IOW, if the majority of the league is clean, there's no coercion.
In this case it means that the union leadership counts more than the members, from a practical perspective, in making the privacy vs health decision. Fehr and Orza appear to be heavily in the privacy camp and I have yet to see a player stand up to them.
I think the larger question, for all sports, is how do you get players to really focus on and make decisions on off field issues. The NHL had to have an internal revolt of sorts to get the union on their side, I think the NHL had an all-player meeting or two with their leadership issues, maybe MLB should try that as well. Even as I suggest that I know the rookies and the fringe players will be generally reluctant to say anything and the veteran players will provide the leadership, hopefully they would participate and be thoughtful in their decision making.
If not the players opinion will be Fehr and Orza's opinion.
We'll have to stay tuned to find out.
2) If it were, he would be being "coerced," not by other players using, but by his own sucktitude. (Look at his AAA numbers. He didn't, by the way, hit 12-13 home runs every year in the minors.)
Which is part of the point I've been making all along. Whether most players use or not, there will always be some players who are just below the quality cutoff for what it takes to play in the majors. Those players will always have an incentive to use, because if they don't do something, they won't get to play in the majors. That's true whether or not any other player uses. (And certainly the Shane Monahans of the world aren't competing for jobs with the Jason Giambis.)
Charlie,
Honest question -- how do you know they were on PEDs? Did they discuss it openly in the clubhouse or while traveling to road games? Did users try to restrict talk to themselves but you overheard in the tight quarters of the clubhouse? Did you notice the drugs in their lockers?
In short, would any player generally be able to reliably point out which teammates were users and which were not if he strove for honesty?
MLB isn't a private company. If players want to make millions to work in a public business then what they do to their bodies is our business.
We are paying for this entertainment and we don't want to watch drugged up players and all of the MLB wannabees screw themeselves up for the rest of their lives.
Do you think Jason Giambi's body isn't screwed up from his abuse? Why did he say this? "I was wrong for doing that stuff."
Just because the union wants to cover up illegal activity by it's members doesn't mean the rest of us shouldn't care.

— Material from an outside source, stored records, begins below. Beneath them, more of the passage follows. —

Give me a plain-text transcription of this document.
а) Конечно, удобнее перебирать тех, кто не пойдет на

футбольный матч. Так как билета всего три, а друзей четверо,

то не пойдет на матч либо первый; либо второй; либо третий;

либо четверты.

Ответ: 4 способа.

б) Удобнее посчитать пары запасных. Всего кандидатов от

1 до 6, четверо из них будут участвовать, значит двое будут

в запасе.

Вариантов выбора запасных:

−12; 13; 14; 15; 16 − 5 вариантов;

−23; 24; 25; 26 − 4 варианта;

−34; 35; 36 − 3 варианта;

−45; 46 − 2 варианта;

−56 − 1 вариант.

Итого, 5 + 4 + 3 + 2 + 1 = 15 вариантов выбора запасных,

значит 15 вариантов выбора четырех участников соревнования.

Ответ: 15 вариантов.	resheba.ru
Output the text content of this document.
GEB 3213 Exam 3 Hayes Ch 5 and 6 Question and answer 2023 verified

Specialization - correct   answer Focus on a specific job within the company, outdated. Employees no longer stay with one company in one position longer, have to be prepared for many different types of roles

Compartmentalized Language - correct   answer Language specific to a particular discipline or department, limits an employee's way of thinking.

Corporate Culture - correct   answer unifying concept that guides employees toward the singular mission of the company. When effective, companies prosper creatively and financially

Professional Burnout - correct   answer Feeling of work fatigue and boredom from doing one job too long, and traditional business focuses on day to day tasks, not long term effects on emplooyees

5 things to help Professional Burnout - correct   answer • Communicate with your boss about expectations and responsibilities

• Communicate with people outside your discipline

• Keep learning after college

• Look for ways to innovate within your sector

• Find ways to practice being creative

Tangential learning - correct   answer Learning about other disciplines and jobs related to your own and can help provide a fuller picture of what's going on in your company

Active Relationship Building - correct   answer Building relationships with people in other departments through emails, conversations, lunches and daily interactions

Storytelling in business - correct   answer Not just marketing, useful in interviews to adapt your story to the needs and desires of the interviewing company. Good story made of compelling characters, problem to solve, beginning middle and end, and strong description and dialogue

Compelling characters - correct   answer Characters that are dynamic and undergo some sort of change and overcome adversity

Do you think the family of players that go on steroids are happy about their husbands or sons or other relations are breaking laws and subjecting their bodies to this abuse?
It's one lawyer sticking up for other lawyers. What a joke.
So don't. Even based on the silly, expansive definitions of "coerced" being thrown around, I'm pretty sure nobody is coercing you to watch.
Your remedy when a business isn't selling a product you like is to stop patronizing that business. Of course, you're free to try to convince the business to change its practices, via economic pressure, bad publicity, etc. But it's not legitimate to expropriate the business and force it to sell a different product.Yes. Do you think it is?Because he got caught? Why did Obama say that he was wrong for smoking marijuana? Why do people issue statements to the public that pander to public hysteria? Gee, I can't guess.
I agree. The rest of us shouldn't care, regardless of what the union wants, because it's none of our business. The rest of us should spend our time caring about more important things, like the fact that politicians think they have the right to make this activity illegal.
I think that's between the families of the players and the players. Do you think the families of players are happy that they're regularly on the road for eight or nine months a year, or perhaps longer for those who play winter ball? Do you think that's your business too?